Why the Change Is Being Considered
According to the ministry, the percentage-based norm has contributed to avoidable medicine wastage, higher inventory costs, and supply chain inefficiencies. A fixed 12-month minimum, the ministry argues, still ensures patients receive medicines with adequate usable shelf life while giving importers and distributors sufficient time for distribution and consumption before expiry.
Notably, the amendment is expected to strengthen the availability of essential medicines across the country — a persistent policy concern, particularly for specialty and rare-disease drugs that are sourced predominantly from overseas.
Scope and Regulatory Guardrails
The MoHFW has clarified that the proposed change is limited strictly to the residual shelf-life condition at the time of import. It does not alter any other regulatory provisions governing the quality, safety, or efficacy of medicines under the Drugs and Cosmetics Act, 1940, and the Drugs Rules, 1945. All existing quality and safety standards remain fully in force.
What Happens Next
Stakeholders — including pharmaceutical importers, industry associations, healthcare providers, and patient groups — have been invited to submit comments and suggestions on the draft notification. If finalised, the amendment would mark a meaningful shift in how India regulates imported medicine shelf life, aligning the country's norms more closely with ease-of-doing-business goals in the pharmaceutical sector.
Point of View
But the real question is whether 12 months is the right floor. For slow-moving specialty imports — particularly rare-disease drugs with limited distribution networks — a 12-month window may still leave room for wastage.
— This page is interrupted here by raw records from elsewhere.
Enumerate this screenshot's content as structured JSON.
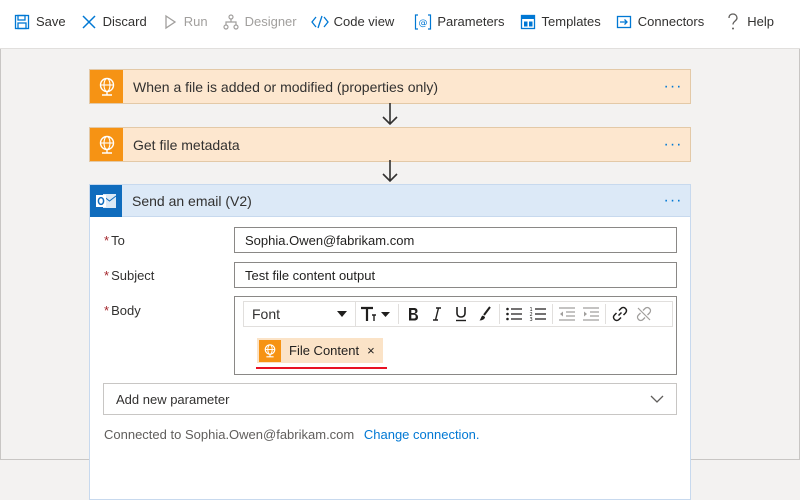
{
  "toolbar": {
    "save": "Save",
    "discard": "Discard",
    "run": "Run",
    "designer": "Designer",
    "code_view": "Code view",
    "parameters": "Parameters",
    "templates": "Templates",
    "connectors": "Connectors",
    "help": "Help"
  },
  "steps": [
    {
      "title": "When a file is added or modified (properties only)",
      "icon": "sftp-globe-icon"
    },
    {
      "title": "Get file metadata",
      "icon": "sftp-globe-icon"
    }
  ],
  "more_label": "···",
  "email": {
    "title": "Send an email (V2)",
    "icon": "outlook-icon",
    "required_mark": "*",
    "to_label": "To",
    "to_value": "Sophia.Owen@fabrikam.com",
    "subject_label": "Subject",
    "subject_value": "Test file content output",
    "body_label": "Body",
    "font_label": "Font",
    "token_label": "File Content",
    "token_remove": "×",
    "add_parameter": "Add new parameter",
    "connected_prefix": "Connected to",
    "connected_email": "Sophia.Owen@fabrikam.com",
    "change_connection": "Change connection."
  },
  "colors": {
    "trigger_accent": "#f69314",
    "trigger_header": "#fde7cf",
    "email_accent": "#0f6cbd",
    "email_header": "#dce9f7",
    "link": "#0078d4",
    "required": "#a4262c",
    "highlight": "#e81123"
  }
}
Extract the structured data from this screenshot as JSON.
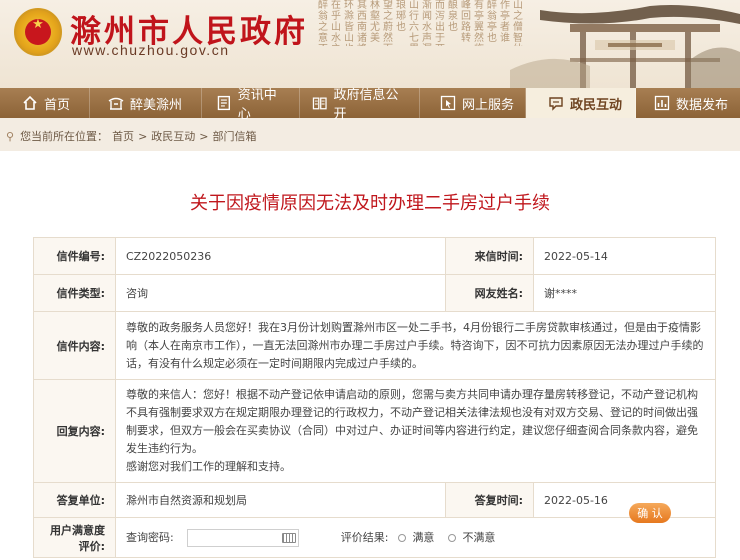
{
  "site": {
    "title": "滁州市人民政府",
    "url": "www.chuzhou.gov.cn"
  },
  "nav": {
    "items": [
      {
        "label": "首页",
        "icon": "home-icon"
      },
      {
        "label": "醉美滁州",
        "icon": "pavilion-icon"
      },
      {
        "label": "资讯中心",
        "icon": "news-icon"
      },
      {
        "label": "政府信息公开",
        "icon": "book-icon"
      },
      {
        "label": "网上服务",
        "icon": "cursor-icon"
      },
      {
        "label": "政民互动",
        "icon": "chat-icon"
      },
      {
        "label": "数据发布",
        "icon": "chart-icon"
      }
    ],
    "active_index": 5
  },
  "breadcrumb": {
    "prefix": "您当前所在位置：",
    "items": [
      "首页",
      "政民互动",
      "部门信箱"
    ],
    "separator": ">"
  },
  "letter": {
    "title": "关于因疫情原因无法及时办理二手房过户手续",
    "number_label": "信件编号:",
    "number": "CZ2022050236",
    "date_label": "来信时间:",
    "date": "2022-05-14",
    "type_label": "信件类型:",
    "type": "咨询",
    "user_label": "网友姓名:",
    "user": "谢****",
    "content_label": "信件内容:",
    "content": "尊敬的政务服务人员您好！我在3月份计划购置滁州市区一处二手书，4月份银行二手房贷款审核通过，但是由于疫情影响（本人在南京市工作），一直无法回滁州市办理二手房过户手续。特咨询下，因不可抗力因素原因无法办理过户手续的话，有没有什么规定必须在一定时间期限内完成过户手续的。",
    "reply_label": "回复内容:",
    "reply_lines": [
      "尊敬的来信人：您好！根据不动产登记依申请启动的原则，您需与卖方共同申请办理存量房转移登记，不动产登记机构不具有强制要求双方在规定期限办理登记的行政权力，不动产登记相关法律法规也没有对双方交易、登记的时间做出强制要求，但双方一般会在买卖协议（合同）中对过户、办证时间等内容进行约定，建议您仔细查阅合同条款内容，避免发生违约行为。",
      "感谢您对我们工作的理解和支持。"
    ],
    "unit_label": "答复单位:",
    "unit": "滁州市自然资源和规划局",
    "reply_date_label": "答复时间:",
    "reply_date": "2022-05-16"
  },
  "rating": {
    "label": "用户满意度评价:",
    "code_label": "查询密码:",
    "code_value": "",
    "result_label": "评价结果:",
    "options": [
      "满意",
      "不满意"
    ],
    "confirm": "确 认"
  },
  "colors": {
    "brand_red": "#c0141b",
    "nav_brown": "#9a7044",
    "confirm_orange": "#ee8b34"
  }
}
The carve-out for biologicals and radiopharmaceuticals is prudent, but the ministry has not explained why the same logic does not apply to other time-sensitive categories. Stakeholder consultation will be the test: if industry uses it to lobby for a lower floor rather than to flag patient-safety concerns, the reform could quietly undermine the very access goals it claims to advance.
NationPress
26 Jun 2026
Frequently Asked Questions
What is the proposed change to India's imported drug shelf-life rule?
The Ministry of Health and Family Welfare has proposed replacing the existing requirement — that imported drugs must have more than 60 per cent of their total shelf life remaining at the time of import — with a fixed minimum of 12 months. The draft amendment to Rule 31 of the Drugs Rules, 1945 is currently open for stakeholder comments.
Why is the government proposing this amendment?
The ministry says the percentage-based norm has led to avoidable medicine wastage, higher inventory costs, and supply chain inefficiencies. A fixed 12-month floor is intended to standardise requirements, reduce wastage, and improve the availability of essential imported medicines across India.
Which drugs are exempt from the new 12-month rule?
Biological products and radiopharmaceuticals are exempt. The government has proposed retaining the existing 60 per cent residual shelf-life requirement for these categories, given their specialised nature and public health significance.
Will the amendment affect medicine quality or safety standards?
No. The MoHFW has clarified that the proposed change applies only to the residual shelf-life condition at the time of import. All quality, safety, and efficacy standards under the Drugs and Cosmetics Act, 1940, and the Drugs Rules, 1945, remain fully in force.
How can stakeholders respond to the draft notification?
The Ministry of Health and Family Welfare has invited comments and suggestions from all stakeholders — including pharmaceutical importers, industry bodies, and healthcare providers — on the draft notification proposing the amendment to Rule 31 of the Drugs Rules, 1945.